The results of the TARA are (apart from the possibility that a threat may be negligible) the so-called Cybersecurity Goals and the Cybersecurity Claims.

What is a Cybersecurity goal in Automotive Cybersecurity?

The term Cybersecurity goal refers to conceptual requirements for cybersecurity that are concretely associated with one or more threat scenarios of the previous TARA.

Accordingly, Cybersecurity goals can also refer very specifically to the asset, an attack vector or a damage scenario resulting from the threat scenario. For example, a Cybersecurity Goal could state: “The assets integrity shall be protected from tampering attacks based on exploitation of JTAG interface.”

What is a Cybersecurity claim in Automotive Cybersecurity?

In contrast to a Cybersecurity goal, a Cybersecurity claim is a statement to accept a previously identified risk in a certain way and to initiate appropriate handling. The following directions are feasible:

  • Reduction: The decision to reduce a risk is most frequently made. The way to deal with an identified risk is on the one hand to reduce the probability of the risk by making adjustments to the design or, on the other hand, to reduce the impact of the risk. A combination of both approaches is also possible.

Note: This results in additional Cybersecurity goals.

  • Retention: It is also possible to leave it at a given remaining risk. In this case, the given risk is accepted, for example because it is clear that additional security measures cannot decrease the given risk any further. This could be the case if the feasibility and probability are considered to be extremely low.
  • Transfer/Sharing: this approach takes the risk and shifts the responsibility for properly managing the risk to another entity or a neighboring entity. (e.g., when ensuring non-compromised data shall be handled by another ECU).
  • Avoidance: This is where an attempt is made to eliminate the risk, for example by completely removing a functionality or a component.

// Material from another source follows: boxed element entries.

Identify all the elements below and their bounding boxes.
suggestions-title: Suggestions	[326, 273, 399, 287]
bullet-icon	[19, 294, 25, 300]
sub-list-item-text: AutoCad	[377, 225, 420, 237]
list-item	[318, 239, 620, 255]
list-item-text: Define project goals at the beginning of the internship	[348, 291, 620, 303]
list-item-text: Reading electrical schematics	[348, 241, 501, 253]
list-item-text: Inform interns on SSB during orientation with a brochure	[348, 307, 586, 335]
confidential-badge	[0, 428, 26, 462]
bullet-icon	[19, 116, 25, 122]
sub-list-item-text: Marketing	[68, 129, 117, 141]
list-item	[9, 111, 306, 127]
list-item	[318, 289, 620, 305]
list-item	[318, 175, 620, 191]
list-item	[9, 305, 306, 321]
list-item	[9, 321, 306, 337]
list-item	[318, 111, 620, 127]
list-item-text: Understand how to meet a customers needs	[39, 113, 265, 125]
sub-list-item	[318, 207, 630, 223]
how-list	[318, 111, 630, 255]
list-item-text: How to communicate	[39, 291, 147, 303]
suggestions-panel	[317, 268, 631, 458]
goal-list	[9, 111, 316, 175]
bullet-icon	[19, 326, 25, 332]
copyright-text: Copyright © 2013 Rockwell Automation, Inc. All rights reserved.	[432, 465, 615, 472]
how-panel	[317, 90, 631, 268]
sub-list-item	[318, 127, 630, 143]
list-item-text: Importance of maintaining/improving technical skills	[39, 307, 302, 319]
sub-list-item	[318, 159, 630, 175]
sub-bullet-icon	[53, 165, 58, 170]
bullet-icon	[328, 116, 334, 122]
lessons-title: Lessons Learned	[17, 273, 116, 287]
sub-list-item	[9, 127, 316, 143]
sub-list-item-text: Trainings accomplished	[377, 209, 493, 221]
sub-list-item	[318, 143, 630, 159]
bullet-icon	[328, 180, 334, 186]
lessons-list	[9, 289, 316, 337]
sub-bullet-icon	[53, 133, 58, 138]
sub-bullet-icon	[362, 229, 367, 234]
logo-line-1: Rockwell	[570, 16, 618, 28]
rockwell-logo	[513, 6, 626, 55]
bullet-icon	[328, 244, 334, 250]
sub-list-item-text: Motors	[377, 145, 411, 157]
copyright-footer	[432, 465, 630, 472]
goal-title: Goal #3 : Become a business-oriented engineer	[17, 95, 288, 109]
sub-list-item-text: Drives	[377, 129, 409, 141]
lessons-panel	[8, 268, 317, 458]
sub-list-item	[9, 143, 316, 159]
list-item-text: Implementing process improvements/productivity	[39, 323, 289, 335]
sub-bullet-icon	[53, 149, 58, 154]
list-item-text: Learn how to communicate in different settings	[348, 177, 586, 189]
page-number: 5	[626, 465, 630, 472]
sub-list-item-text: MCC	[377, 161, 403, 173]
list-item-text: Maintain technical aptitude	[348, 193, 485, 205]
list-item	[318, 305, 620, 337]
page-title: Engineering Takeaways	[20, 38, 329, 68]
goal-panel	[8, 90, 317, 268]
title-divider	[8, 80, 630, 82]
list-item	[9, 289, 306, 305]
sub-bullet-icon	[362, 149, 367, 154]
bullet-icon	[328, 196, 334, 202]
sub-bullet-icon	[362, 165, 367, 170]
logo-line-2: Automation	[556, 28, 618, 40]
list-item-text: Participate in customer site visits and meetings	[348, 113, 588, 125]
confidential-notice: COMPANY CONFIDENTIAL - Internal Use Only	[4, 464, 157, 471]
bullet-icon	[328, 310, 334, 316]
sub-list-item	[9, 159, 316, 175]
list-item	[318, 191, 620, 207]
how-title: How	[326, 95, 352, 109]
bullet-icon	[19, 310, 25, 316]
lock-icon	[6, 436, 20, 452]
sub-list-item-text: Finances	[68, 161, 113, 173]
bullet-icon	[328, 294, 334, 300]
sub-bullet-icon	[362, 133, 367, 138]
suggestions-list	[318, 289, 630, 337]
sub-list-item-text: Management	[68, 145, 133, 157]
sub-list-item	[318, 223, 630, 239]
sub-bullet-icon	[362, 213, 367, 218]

This path is often chosen when there is no other option.

The TARA as a ‘living’ procedure

The idea of ISO/SAE 21434 is to provide a structured guidance framework for cybersecurity risk assessment.

Since automotive development projects are often multidimensional and multi-layered in practice, only an introductory overview can be presented here.

This outlined process of risk assessment with TARA is on the one hand iterated after the introduction of the corresponding cybersecurity controls to ensure that they are sufficient, and on the other hand it is continued iteratively and incrementally along the entire product lifecycle.

Obviously, because general conditions can change, even decisions that have been made based on risk assessments can change if a new risk assessment is carried out.

Setting up is a functioning implementation structure at an early stage is therefore important.

For the actual implementation of TARA and the development and maintenance of Cybersecurity goals and Cybersecurity claims, we recommend that you continue to build the related knowledge in advance with the help of reliable application know-how.

For example, by reading the ISO/SAE 21434:2021 Workbook, participating in ACP Level 2 “Advanced Engineering” or with the on-demand video learning courses of the CYRES Academy learning platform.

Please note: In the ISO/SAE 21434 DIS, related information can be found in Clause 08 Risk Assessment Methods, in the officially published ISO/SAE 21434:2021 (from August 2021) you will find this in Clause 15 Threat Analysis and Risk Assessment methods. In Annex H (informative) you will find an exemplary application of the TARA method using the example of a headlamp system. (In order to carry out an even more granular TARA with more practical relevance, we rely on specially developed examples in our automotive cybersecurity training).